![]()
Mecklenburg‑Vorpommern stärkt seine digitale Unabhängigkeit und führt eine landesweite Kollaborationsplattform auf Basis von Nextcloud ein. Das Projekt soll langfristig zehntausende Beschäftigte erreichen und die Kontrolle über zentrale IT‑Strukturen sichern.
Die neue Lösung wird vollständig durch die DVZ M‑V GmbH betrieben. Das Land nutzt eigene Server und behält damit die Hoheit über Daten und Abläufe. Die Plattform ist Teil einer breiten Strategie, die digitale Souveränität als Kernziel definiert.
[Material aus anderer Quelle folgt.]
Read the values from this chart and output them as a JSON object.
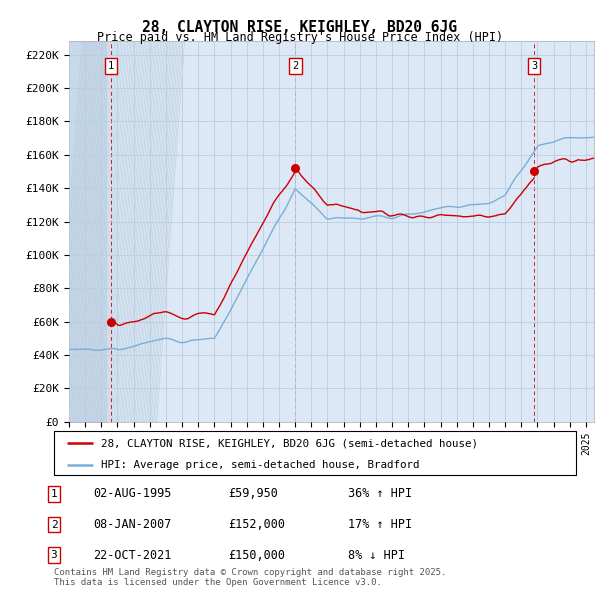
{
  "title": "28, CLAYTON RISE, KEIGHLEY, BD20 6JG",
  "subtitle": "Price paid vs. HM Land Registry's House Price Index (HPI)",
  "ylabel_ticks": [
    "£0",
    "£20K",
    "£40K",
    "£60K",
    "£80K",
    "£100K",
    "£120K",
    "£140K",
    "£160K",
    "£180K",
    "£200K",
    "£220K"
  ],
  "ytick_values": [
    0,
    20000,
    40000,
    60000,
    80000,
    100000,
    120000,
    140000,
    160000,
    180000,
    200000,
    220000
  ],
  "ylim": [
    0,
    228000
  ],
  "xlim_start": 1993.0,
  "xlim_end": 2025.5,
  "purchases": [
    {
      "label": "1",
      "date_num": 1995.58,
      "price": 59950
    },
    {
      "label": "2",
      "date_num": 2007.02,
      "price": 152000
    },
    {
      "label": "3",
      "date_num": 2021.81,
      "price": 150000
    }
  ],
  "legend_entries": [
    {
      "color": "#cc0000",
      "label": "28, CLAYTON RISE, KEIGHLEY, BD20 6JG (semi-detached house)"
    },
    {
      "color": "#6699cc",
      "label": "HPI: Average price, semi-detached house, Bradford"
    }
  ],
  "table_rows": [
    {
      "num": "1",
      "date": "02-AUG-1995",
      "price": "£59,950",
      "change": "36% ↑ HPI"
    },
    {
      "num": "2",
      "date": "08-JAN-2007",
      "price": "£152,000",
      "change": "17% ↑ HPI"
    },
    {
      "num": "3",
      "date": "22-OCT-2021",
      "price": "£150,000",
      "change": "8% ↓ HPI"
    }
  ],
  "footer": "Contains HM Land Registry data © Crown copyright and database right 2025.\nThis data is licensed under the Open Government Licence v3.0.",
  "bg_color": "#dce8f5",
  "grid_color": "#b8cfe0",
  "red_line_color": "#cc0000",
  "blue_line_color": "#7aaed6",
  "vline_color": "#cc0000"
}
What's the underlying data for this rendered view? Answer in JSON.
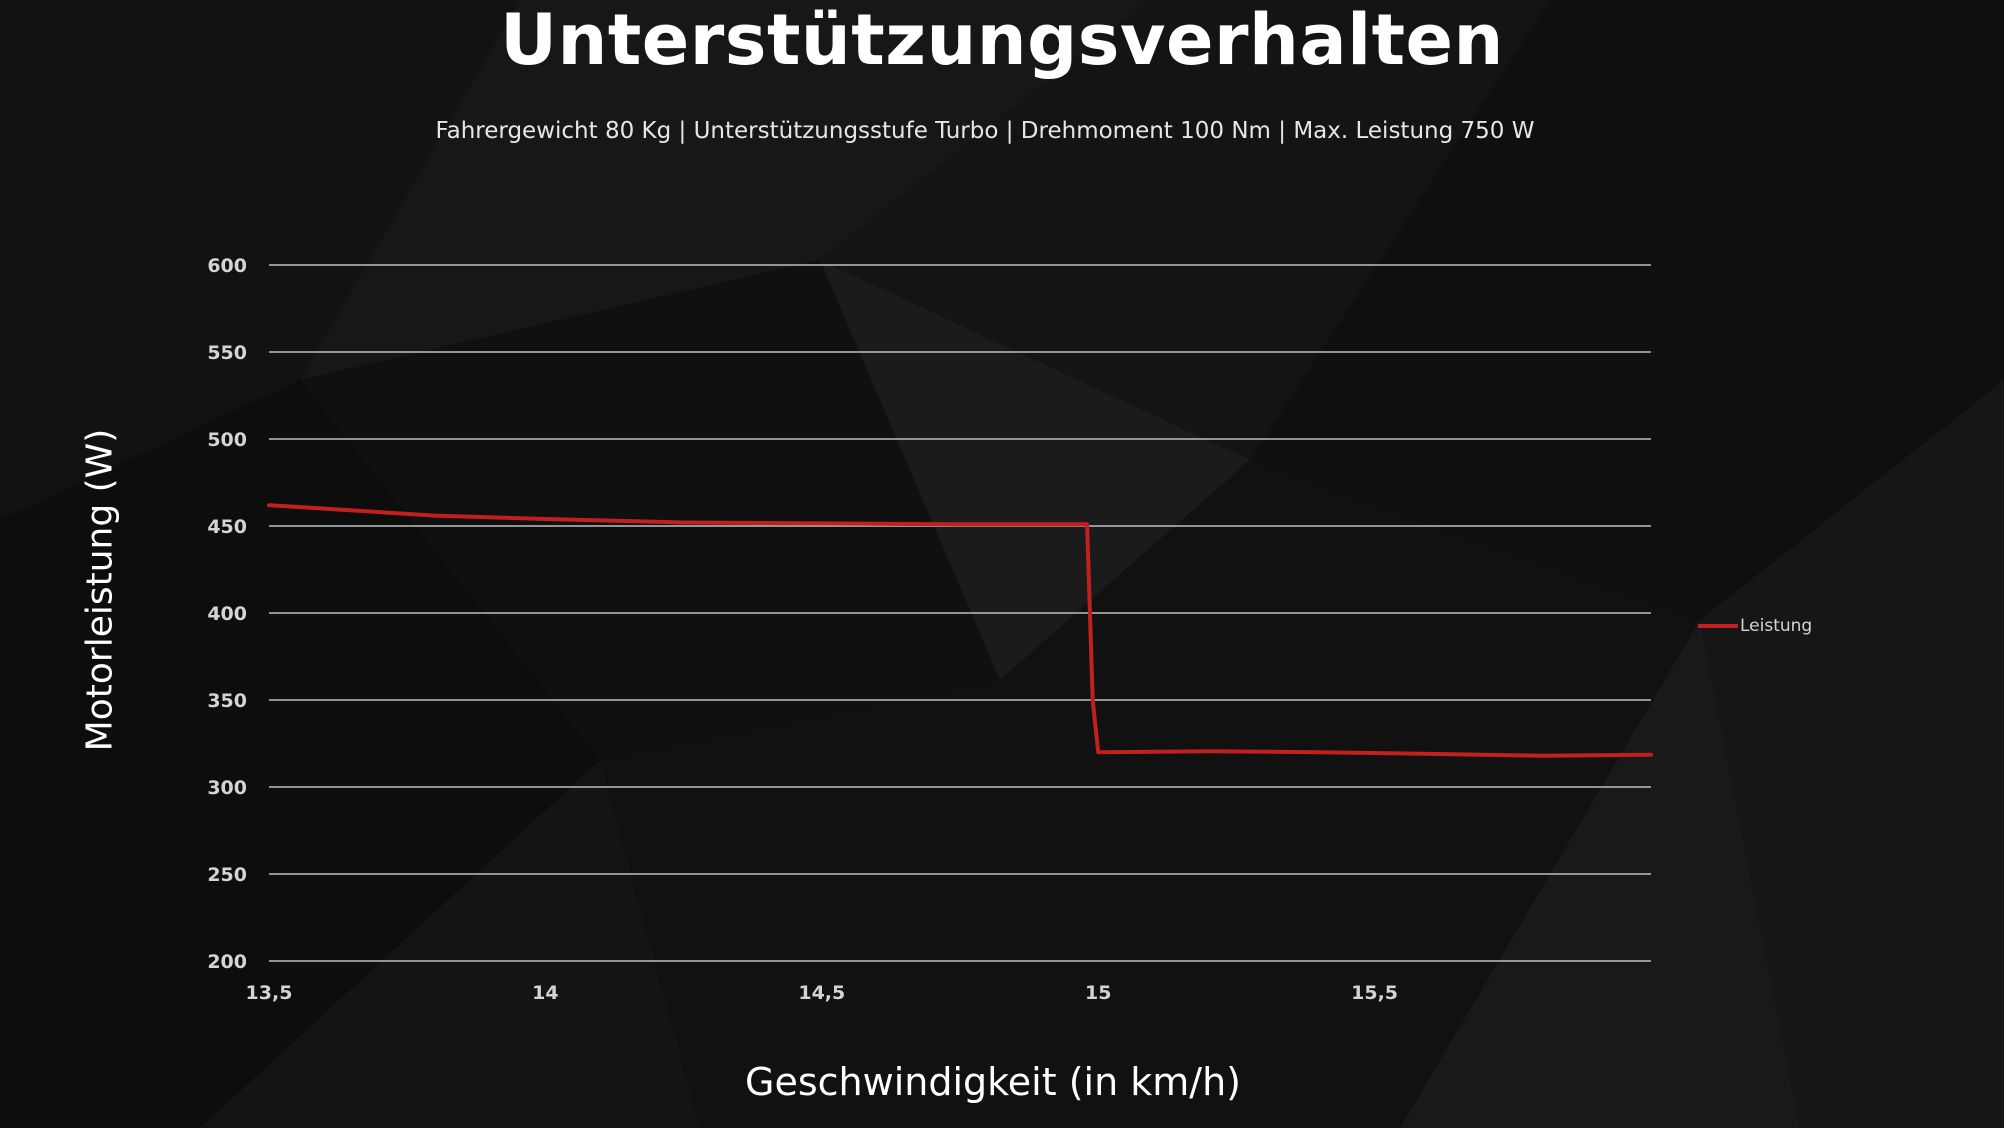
{
  "title": "Unterstützungsverhalten",
  "subtitle": "Fahrergewicht 80 Kg | Unterstützungsstufe Turbo | Drehmoment 100 Nm | Max. Leistung 750 W",
  "colors": {
    "background": "#0c0c0c",
    "gridline": "#bfbfbf",
    "series": "#c0201e",
    "text": "#ffffff",
    "tick": "#d4d4d4"
  },
  "chart_data": {
    "type": "line",
    "title": "Unterstützungsverhalten",
    "subtitle": "Fahrergewicht 80 Kg | Unterstützungsstufe Turbo | Drehmoment 100 Nm | Max. Leistung 750 W",
    "xlabel": "Geschwindigkeit (in km/h)",
    "ylabel": "Motorleistung (W)",
    "xlim": [
      13.5,
      16.0
    ],
    "ylim": [
      200,
      600
    ],
    "x_ticks": [
      13.5,
      14,
      14.5,
      15,
      15.5
    ],
    "x_tick_labels": [
      "13,5",
      "14",
      "14,5",
      "15",
      "15,5"
    ],
    "y_ticks": [
      200,
      250,
      300,
      350,
      400,
      450,
      500,
      550,
      600
    ],
    "y_tick_labels": [
      "200",
      "250",
      "300",
      "350",
      "400",
      "450",
      "500",
      "550",
      "600"
    ],
    "grid": "horizontal",
    "legend_position": "right",
    "series": [
      {
        "name": "Leistung",
        "color": "#c0201e",
        "x": [
          13.5,
          13.6,
          13.8,
          14.0,
          14.25,
          14.5,
          14.75,
          14.98,
          14.99,
          15.0,
          15.2,
          15.4,
          15.6,
          15.8,
          16.0
        ],
        "y": [
          462,
          460,
          456,
          454,
          452,
          451.5,
          451,
          451,
          350,
          320,
          320.5,
          320,
          319,
          318,
          318.5
        ]
      }
    ]
  }
}
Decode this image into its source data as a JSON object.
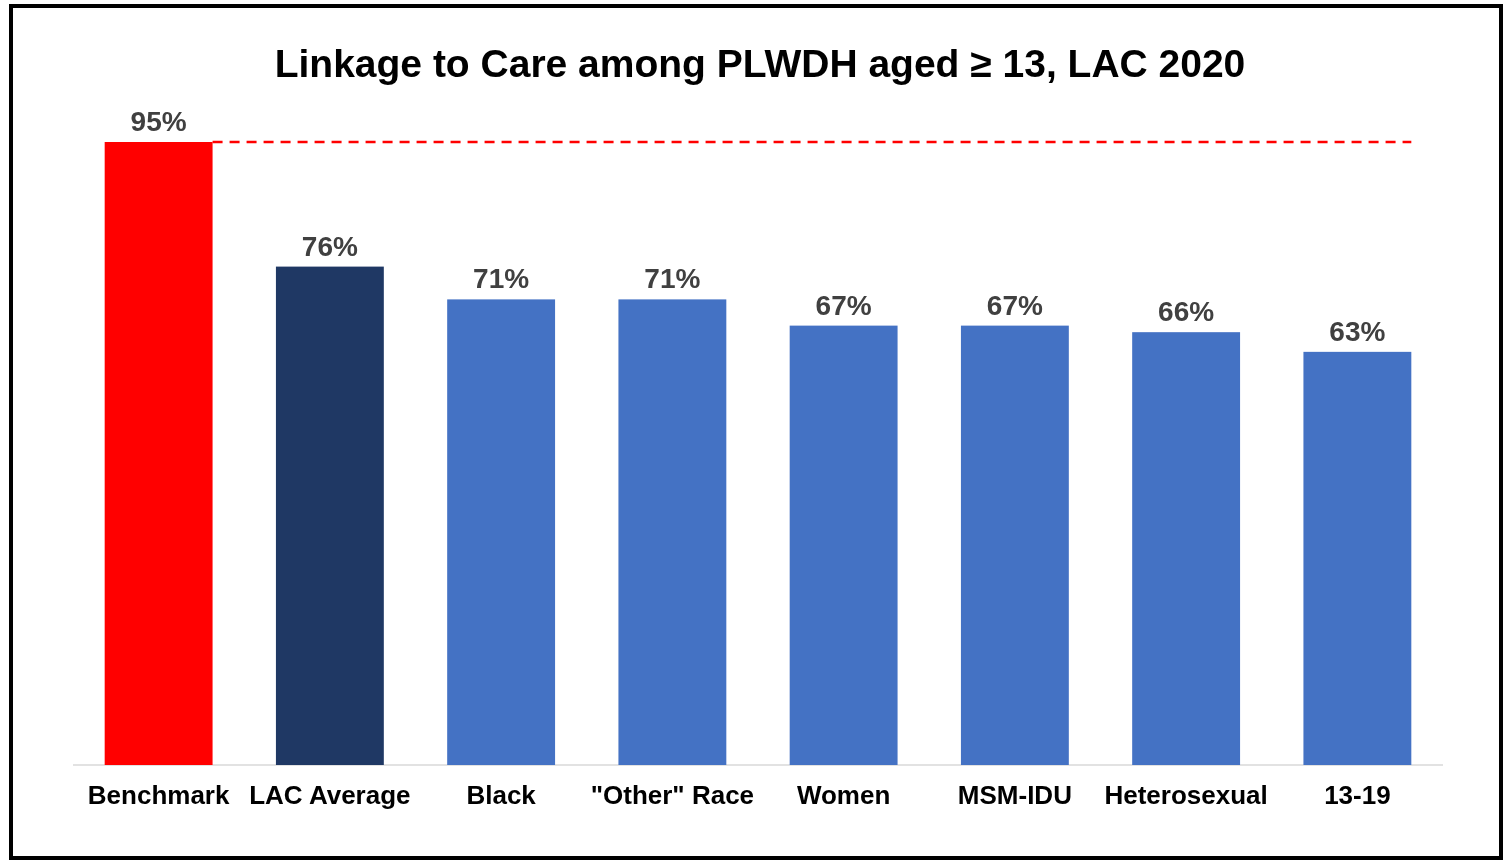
{
  "chart_data": {
    "type": "bar",
    "title": "Linkage to Care among PLWDH aged ≥ 13, LAC 2020",
    "categories": [
      "Benchmark",
      "LAC Average",
      "Black",
      "\"Other\" Race",
      "Women",
      "MSM-IDU",
      "Heterosexual",
      "13-19"
    ],
    "values": [
      95,
      76,
      71,
      71,
      67,
      67,
      66,
      63
    ],
    "colors": [
      "#ff0000",
      "#1f3864",
      "#4472c4",
      "#4472c4",
      "#4472c4",
      "#4472c4",
      "#4472c4",
      "#4472c4"
    ],
    "value_labels": [
      "95%",
      "76%",
      "71%",
      "71%",
      "67%",
      "67%",
      "66%",
      "63%"
    ],
    "ref_lines": [
      {
        "axis": "y",
        "value": 95,
        "color": "#ff0000",
        "line_style": "dashed"
      }
    ]
  }
}
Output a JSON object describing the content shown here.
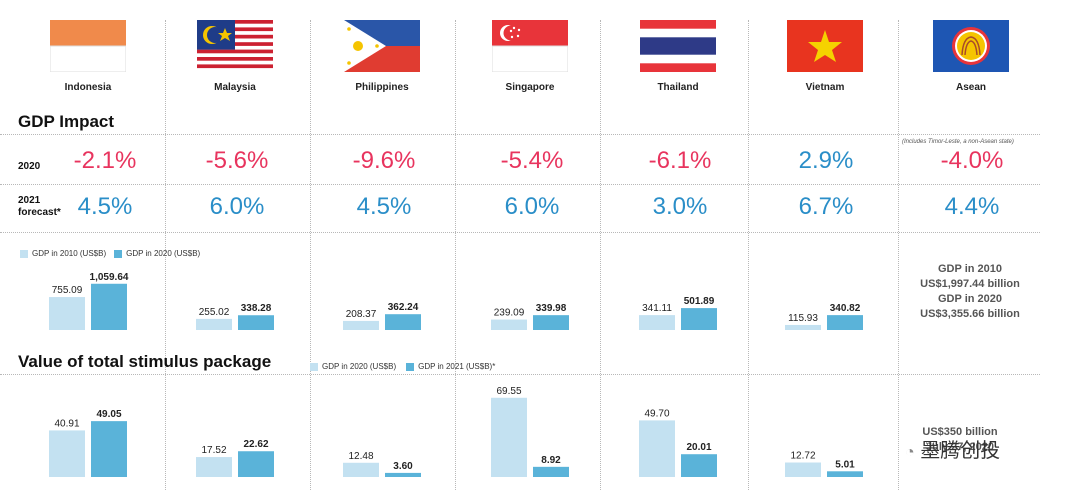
{
  "countries": [
    "Indonesia",
    "Malaysia",
    "Philippines",
    "Singapore",
    "Thailand",
    "Vietnam",
    "Asean"
  ],
  "flags": [
    "indonesia-flag",
    "malaysia-flag",
    "philippines-flag",
    "singapore-flag",
    "thailand-flag",
    "vietnam-flag",
    "asean-flag"
  ],
  "gdp_impact": {
    "title": "GDP Impact",
    "row_2020_label": "2020",
    "row_2021_label": "2021\nforecast*",
    "values_2020": [
      "-2.1%",
      "-5.6%",
      "-9.6%",
      "-5.4%",
      "-6.1%",
      "2.9%",
      "-4.0%"
    ],
    "values_2021": [
      "4.5%",
      "6.0%",
      "4.5%",
      "6.0%",
      "3.0%",
      "6.7%",
      "4.4%"
    ],
    "asean_note": "(Includes Timor-Leste, a non-Asean state)"
  },
  "colors": {
    "negative": "#e8345e",
    "positive": "#2a8ec8",
    "bar_light": "#c3e1f1",
    "bar_dark": "#5ab3d9"
  },
  "asean_gdp_summary": {
    "line1": "GDP in 2010",
    "line2": "US$1,997.44 billion",
    "line3": "GDP in 2020",
    "line4": "US$3,355.66 billion"
  },
  "stimulus": {
    "title": "Value of total stimulus package",
    "asean_line1": "US$350 billion",
    "asean_line2": "July 27, 2020"
  },
  "watermark": "墨腾创投",
  "chart_data": [
    {
      "type": "bar",
      "categories": [
        "Indonesia",
        "Malaysia",
        "Philippines",
        "Singapore",
        "Thailand",
        "Vietnam"
      ],
      "series": [
        {
          "name": "GDP in 2010 (US$B)",
          "values": [
            755.09,
            255.02,
            208.37,
            239.09,
            341.11,
            115.93
          ]
        },
        {
          "name": "GDP in 2020 (US$B)",
          "values": [
            1059.64,
            338.28,
            362.24,
            339.98,
            501.89,
            340.82
          ]
        }
      ],
      "labels": [
        [
          "755.09",
          "255.02",
          "208.37",
          "239.09",
          "341.11",
          "115.93"
        ],
        [
          "1,059.64",
          "338.28",
          "362.24",
          "339.98",
          "501.89",
          "340.82"
        ]
      ],
      "ylim": [
        0,
        1100
      ],
      "legend": "top-left"
    },
    {
      "type": "bar",
      "title": "Value of total stimulus package",
      "categories": [
        "Indonesia",
        "Malaysia",
        "Philippines",
        "Singapore",
        "Thailand",
        "Vietnam"
      ],
      "series": [
        {
          "name": "GDP in 2020  (US$B)",
          "values": [
            40.91,
            17.52,
            12.48,
            69.55,
            49.7,
            12.72
          ]
        },
        {
          "name": "GDP in 2021 (US$B)*",
          "values": [
            49.05,
            22.62,
            3.6,
            8.92,
            20.01,
            5.01
          ]
        }
      ],
      "labels": [
        [
          "40.91",
          "17.52",
          "12.48",
          "69.55",
          "49.70",
          "12.72"
        ],
        [
          "49.05",
          "22.62",
          "3.60",
          "8.92",
          "20.01",
          "5.01"
        ]
      ],
      "ylim": [
        0,
        72
      ],
      "legend": "top"
    }
  ]
}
Die Software läuft unter der freien Lizenz AGPLv3. Der Quellcode ist offen einsehbar und kann nach Bedarf angepasst werden. Das Projekt folgt dem Prinzip „Open Source by Design“ und umfasst eigene Testumgebungen, Schulungen und Sicherheitsprüfungen.
Aktuell arbeiten rund 5.000 Beschäftigte mit der neuen Plattform. In den kommenden Jahren soll sie um Chat, Videokonferenzen und Groupware erweitert werden. Ziel sind über 50.000 Nutzer in Landesbehörden und kommunalen Einrichtungen.
Der Umstieg von SharePoint verlief laut Landes‑CIO Marco Anschütz reibungslos. Die neue Plattform wächst schrittweise und soll die digitale Zusammenarbeit dauerhaft vereinfachen. Parallel setzt das Land auf weitere offene Lösungen wie OpenProject und den KI‑Assistenten LEA.
Mit der Kooperation zwischen Mecklenburg‑Vorpommern und Schleswig‑Holstein entsteht eine starke Allianz für offene Technologien. Beide Länder setzen auf dieselbe Plattform und zeigen, wie digitale Souveränität im öffentlichen Sektor praktisch umgesetzt werden kann.